- [last lines]
- Emily Locke: What a crazy coincidence? Batman came up with his own Jack-O-Lert.
- Teddy: In midnight black. Subtle. Powerful. Slimming.
- Ron: I wish we worked for Batman. I feel like *he'd* really get us.
- Emily Locke: Well, maybe someday we will.
- [first lines]
- Emily Locke: Just moved here for a new job. Really excited. How long have you lived in Charm City?
- Man: Long enough to know it sucks.
- Emily Locke: I don't know. I like it. A little bigger than where I grew up, but not that different...
- [sound of evil laughter followed by a crashing noise]
- Emily Locke: Except for that.
- Emily Locke: Wow. You don't see that every day.
- Man: Actually, you do. You see it every day.
- Emily Locke: I'm still gonna take a photo.
- Emily Locke: Thank you again for this opportunity, Mr. Wayne.
- Van Wayne: Please. Call me Van. Now, my cousin Bruce, he likes to be called Mr. Wayne. I call him B-Dubs. We're very close. And I just told him about you.
- Emily Locke: You talked to Bruce Wayne about me?
- Van Wayne: No, I texted him. He's hard to reach. But... look at his reply.
- Emily Locke: [reading text] Stop using my HBO Go password.
- Emily Locke: That's amazing. What is it?
- Ron: It's called the Wear Bag. It protects collateral damage from superhero battles. We're talking about projectiles, falling debris, direct blows.
- [Wendy punches Steve in his gut]
- Teddy: It's only good for one use.
- Wendy: I know. That's for taking my muffin, Steve.
- Emily Locke: This morning, my train was blown off the track, which apparently happens every day around here. Let's come up with something that solves things like that.
- Teddy: That's a brilliant idea. Let's just summon a wizard. Shazam! Ah, nothing.
- Emily Locke: Why are they shutting us down?
- Van Wayne: Bruce says we're obsolete. Gone are the days of a man in a bandit mask stealing a ruby from a museum. Now it's all just supervillains trying to destroy the Earth and superheroes fighting one another for vaguely defined reasons. Our products are powerless to stop that.
- Van Wayne: So he just gave up on us? I thought we were here to change the world.
- Emily Locke: Who told you that?
- Van Wayne: The company motto.
- Emily Locke: Oh, that. No, that came with the office. This used to be a diaper company.
- Ron: Okay, now, we all know that the number one cause of workplace accidents is Superman crashing through office windows mid-fight. That's a simple fact. But now... this glass is make of Kryptonite. So if he flies close to it, his powers will weaken, and he will softly bounce off.

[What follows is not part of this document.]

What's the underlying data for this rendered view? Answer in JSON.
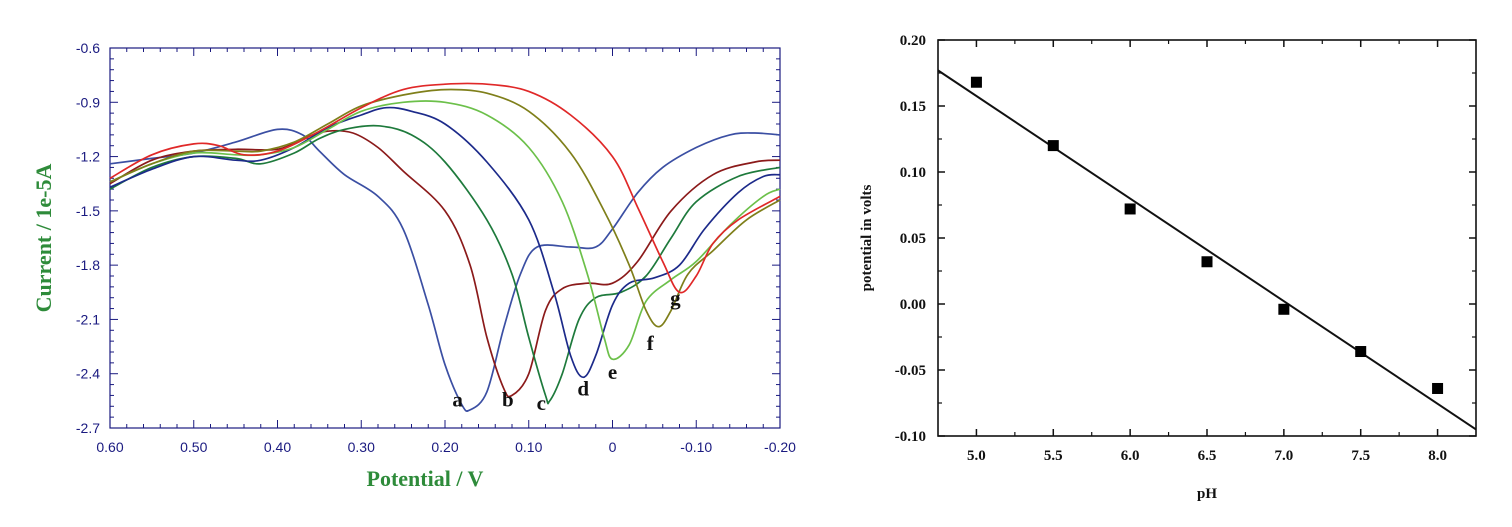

- Emily Locke: Nice, and how does it work when the people inside need help from Superman?
- Ron: I had not taken that scenario into account.
- [drops Kryptonite glass]
- Ron: It's also not very strong against normal things.
- Emily Locke: I know what you're thinking. Yet another superhero battle. Well, my name's Emily Locke and I grew up in what's known as a flyover state - superheroes never stopped there; they just flew over. I didn't have any powers so I did what everybody else in my town did - finish school and get a soul-crushing job. I felt unfulfilled. Until one day, my dad reminded me that you don't need superpowers to accomplish great things.
- Emily Locke: Look, Wayne Security has stopped innovating. Our follow-up to last year's Joke Venom Antidote is exactly the same thing in a slightly darker purple.
- Teddy: Mm, it's not slightly darker. Okay, one's amethyst and one's sangria. You don't get it. She doesn't get it. She's not getting it!
- Emily Locke: No, I get that they're different. I just don't think that anyone cares about the color.
- Ron: Ooh. Kitty's got claws!
- Jackie: Bruce Wayne is on the phone for you.
- Van Wayne: Jackie, if you're lying to me, I'll put rocks in your pockets and I will throw you in the ocean.
- Jackie: You are going to make a great father one day. It's really Bruce!
- Van Wayne: Oh my God! How do I look?
- Jackie: Like you don't understand how a phone works.